The exhibition, the readings, the performances, all shown at the County Fairgrounds in September to a large crowd, were powerful. The Mayor of sprawling Ft. Collins was there. So were County Commissioners. Everyone was moved. But, ultimately, did it make any difference?

That's the question, of course. Certainly, some things are happening. A photo-journalist and a writer have documented the entire project, and a book will result shortly, perhaps inspiring other people, other communities, to do a variant of this project. A video-documentary, likewise, is being produced, and perhaps cable channels across the country will air it to inspire others. The barbecue will become an annual event. Sharon Carlisle, the project coordinator, has been approached by the Young Farmers chapter to do an artist-in-residence project with them. She is seeking grant money to continue the project - perhaps with artist residencies with all of the groups that worked on the project, using a variety of artists from the project, so that relationships can continue. The County Commissioners have purchased one of the works for the County Courthouse. The Environmental Studies program at the State University has raised funds so that the dance can be presented again, this time in the context of their science program. The hairdresser has begun taking paper-making classes. Some of the pairs of people have become fast friends. Jane Slusarski-Harris has said that this has totally changed the way that she thinks about making dance.
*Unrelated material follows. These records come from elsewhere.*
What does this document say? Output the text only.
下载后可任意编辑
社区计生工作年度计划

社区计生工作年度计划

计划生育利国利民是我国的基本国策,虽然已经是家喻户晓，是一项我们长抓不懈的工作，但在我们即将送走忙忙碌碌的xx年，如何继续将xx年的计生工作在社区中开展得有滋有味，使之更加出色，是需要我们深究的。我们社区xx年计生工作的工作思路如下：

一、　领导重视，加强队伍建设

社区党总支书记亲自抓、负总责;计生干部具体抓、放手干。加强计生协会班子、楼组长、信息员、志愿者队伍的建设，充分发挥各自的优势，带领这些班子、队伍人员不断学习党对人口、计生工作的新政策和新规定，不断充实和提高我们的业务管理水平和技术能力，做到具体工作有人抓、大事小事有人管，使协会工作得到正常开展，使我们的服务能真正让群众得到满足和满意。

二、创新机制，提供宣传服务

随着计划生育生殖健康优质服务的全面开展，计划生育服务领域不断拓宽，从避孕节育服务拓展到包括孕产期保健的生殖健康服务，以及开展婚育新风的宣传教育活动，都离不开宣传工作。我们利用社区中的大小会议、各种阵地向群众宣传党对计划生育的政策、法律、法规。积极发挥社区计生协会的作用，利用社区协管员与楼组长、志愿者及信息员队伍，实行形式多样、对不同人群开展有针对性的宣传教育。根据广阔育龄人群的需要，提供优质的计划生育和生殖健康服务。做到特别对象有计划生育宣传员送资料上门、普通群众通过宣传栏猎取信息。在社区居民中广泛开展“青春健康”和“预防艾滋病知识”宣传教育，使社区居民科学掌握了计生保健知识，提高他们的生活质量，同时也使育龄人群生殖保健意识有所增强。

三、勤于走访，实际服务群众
Has anything really changed, though? Has public dialogue in Larimer County been affected? This we'll not know for a time, maybe not ever. Maybe the debates in the County Commissioner Hearing Room will take on a different quality. Maybe, as Commissioner Jim Disney hopes, artists will bring their way of thinking to the dialogue so that the meaning of the land can be admitted as appropriate parts of public dialogue as well as its economic viability. Maybe artists will become increasingly present the public table, regardless of the issue...the Sharon Carlisles seens as crucial people in the broad community.

We do know, though, that individual lives have been changed. That 50 people are thinking differently. And that, of course, is where change begins.